Market puts Violet Town on the map

On the second Saturday each month, between 3000 and 5000 people descend on Violet Town, patrolling the labyrinth of stalls that make up the town’s Community Market.

Initiated in 1978 by a small group of local people as a way for farmers and local people to sell their wares, the market originally had about 10 stalls and ran about six times per year. Now there are usually more than 300 stalls every month.

Robin Landvogt has been a market volunteer for most of the 42 years she has lived in Violet Town and said it was a great way to instantly connect to people across the community.

“This town is amazing. It’s far enough away from other towns that you have to be a bit independent, if you want to get things done – and that has led to a really strong community spirit,” Robin says.

“In 1957, Violet Town was one of the first town’s in the north east to get a swimming pool.
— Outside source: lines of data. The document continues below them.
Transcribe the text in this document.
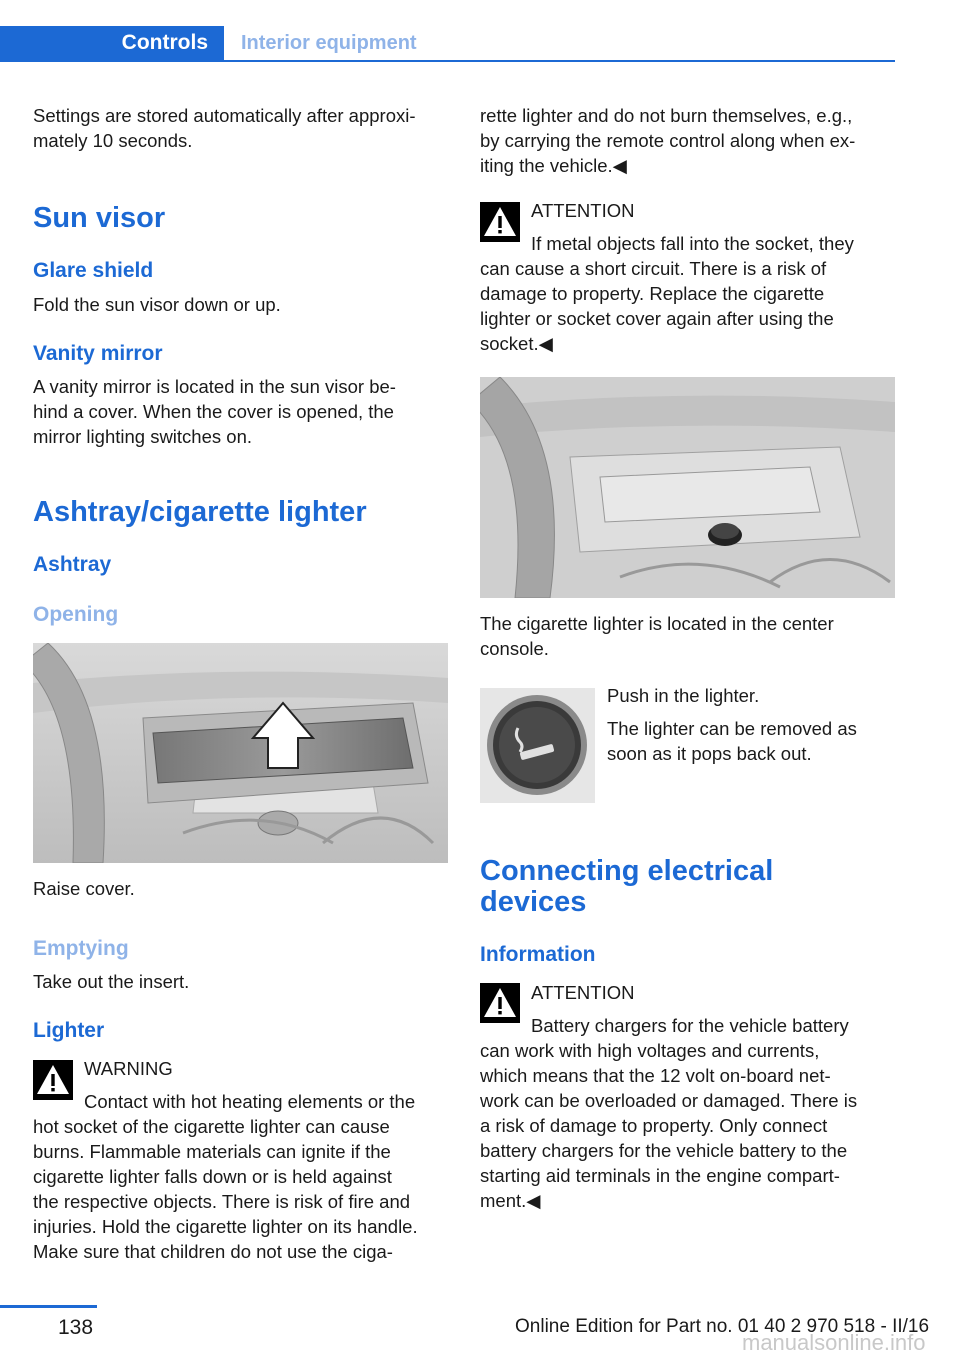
Controls	Interior equipment

Settings are stored automatically after approxi-
mately 10 seconds.

Sun visor
Glare shield

Fold the sun visor down or up.

Vanity mirror

A vanity mirror is located in the sun visor be-
hind a cover. When the cover is opened, the
mirror lighting switches on.

Ashtray/cigarette lighter
Ashtray
Opening

Raise cover.

Emptying

Take out the insert.

Lighter

WARNING

Contact with hot heating elements or the

hot socket of the cigarette lighter can cause
burns. Flammable materials can ignite if the
cigarette lighter falls down or is held against
the respective objects. There is risk of fire and
injuries. Hold the cigarette lighter on its handle.
Make sure that children do not use the ciga-

rette lighter and do not burn themselves, e.g.,
by carrying the remote control along when ex-
iting the vehicle.◀

ATTENTION

If metal objects fall into the socket, they

can cause a short circuit. There is a risk of
damage to property. Replace the cigarette
lighter or socket cover again after using the
socket.◀

The cigarette lighter is located in the center
console.

Push in the lighter.

The lighter can be removed as
soon as it pops back out.

Connecting electrical
devices
Information

ATTENTION

Battery chargers for the vehicle battery

can work with high voltages and currents,
which means that the 12 volt on-board net-
work can be overloaded or damaged. There is
a risk of damage to property. Only connect
battery chargers for the vehicle battery to the
starting aid terminals in the engine compart-
ment.◀

138	Online Edition for Part no. 01 40 2 970 518 - II/16
manualsonline.info
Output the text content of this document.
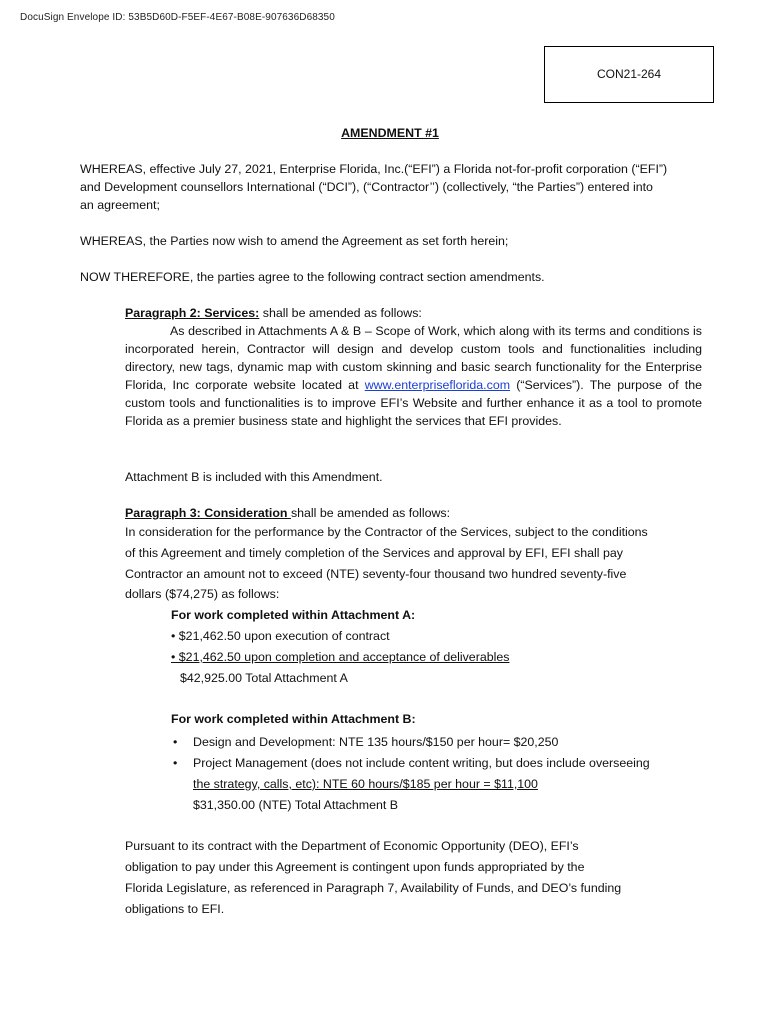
DocuSign Envelope ID: 53B5D60D-F5EF-4E67-B08E-907636D68350
CON21-264
AMENDMENT #1
WHEREAS, effective July 27, 2021, Enterprise Florida, Inc.(“EFI”) a Florida not-for-profit corporation (“EFI”)
and Development counsellors International (“DCI”), (“Contractor’’) (collectively, “the Parties”) entered into
an agreement;
WHEREAS, the Parties now wish to amend the Agreement as set forth herein;
NOW THEREFORE, the parties agree to the following contract section amendments.
Paragraph 2: Services: shall be amended as follows:
As described in Attachments A & B – Scope of Work, which along with its terms and conditions is incorporated herein, Contractor will design and develop custom tools and functionalities including directory, new tags, dynamic map with custom skinning and basic search functionality for the Enterprise Florida, Inc corporate website located at www.enterpriseflorida.com (“Services”). The purpose of the custom tools and functionalities is to improve EFI’s Website and further enhance it as a tool to promote Florida as a premier business state and highlight the services that EFI provides.
Attachment B is included with this Amendment.
Paragraph 3: Consideration shall be amended as follows:
In consideration for the performance by the Contractor of the Services, subject to the conditions
of this Agreement and timely completion of the Services and approval by EFI, EFI shall pay
Contractor an amount not to exceed (NTE) seventy-four thousand two hundred seventy-five
dollars ($74,275) as follows:
For work completed within Attachment A:
• $21,462.50 upon execution of contract
• $21,462.50 upon completion and acceptance of deliverables
$42,925.00 Total Attachment A
For work completed within Attachment B:
• Design and Development: NTE 135 hours/$150 per hour= $20,250
• Project Management (does not include content writing, but does include overseeing
the strategy, calls, etc): NTE 60 hours/$185 per hour = $11,100
$31,350.00 (NTE) Total Attachment B
Pursuant to its contract with the Department of Economic Opportunity (DEO), EFI’s
obligation to pay under this Agreement is contingent upon funds appropriated by the
Florida Legislature, as referenced in Paragraph 7, Availability of Funds, and DEO’s funding
obligations to EFI.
The farmers dug the hole and the community had working bees every weekend until it was done – and the pool continues to be used to this day.

“When the market began, it was one of the first markets in the area and it has just grown in popularity.

“It’s hard to overestimate the impact of the market on the town. It’s a huge event which brings people here each month. The Football Club sells coffee, cake and food. The Community House make Pizzas, at a pizza oven that we have had built near the oval. The Lions Club do a sausage sizzle, the school does drinks and all the community groups raise funds.

“When we started tin rattling, to raise money for local organisations people thought it might be a waste of time, but we now raise between $2,500 and $4,000 each market. As soon as organisations heard there was that sort of money people were lining up for their turn!”

Located on the railway line between Melbourne and Albury, Violet Town has about 700 residents, with 1500 in the area nearby. An aged care facility with more than 60 beds provides a range of employment opportunities in town and the main street retail is flourishing.

Robin moved to the town while she and her husband were teaching in Benalla and then spent 25 years running a flourishing cut flower business, until a change in supermarket contracts meant the business had to close.

“We were pretty upset with Coles for about two weeks and then we realised how good it was to finish running the business and we thought we should write a letter to them and say thanks!” Robin says.

In between turning her hand to journalism and a range of other jobs, Robin also coordinated a project to regenerate the Honeysuckle Creek area that ran through town. Again, the town’s vibrant volunteering spirit shone through, with 50-60 people turning up to regular working bees to revegetate the Honeysuckle Creek and surrounds  with species indigenous to the area, the iconic species being the Banksia Marginata (honeysuckle banksia) from which the creek was named.

“I knew we had really got somewhere with the Honeysuckle Creek project when someone who hadn’t been involved came up to me in the street after a lot of rain and said ‘I’ve been down, they’re alright,’” Robin says.

“They had been down to check the plants hadn’t been caught up in the flooding and I knew then, the project was really important to the community.”


Ultimately, it is the market that has placed Violet Town on the map, achieving an unbroken run of more than four decades through volunteer dedication.

“The market has made the town. It was a strong town anyway, but each month, the market is amazing for the community,” Robin says.

“It is a great way for anybody coming to town to meet other people and instantly become part of the community.”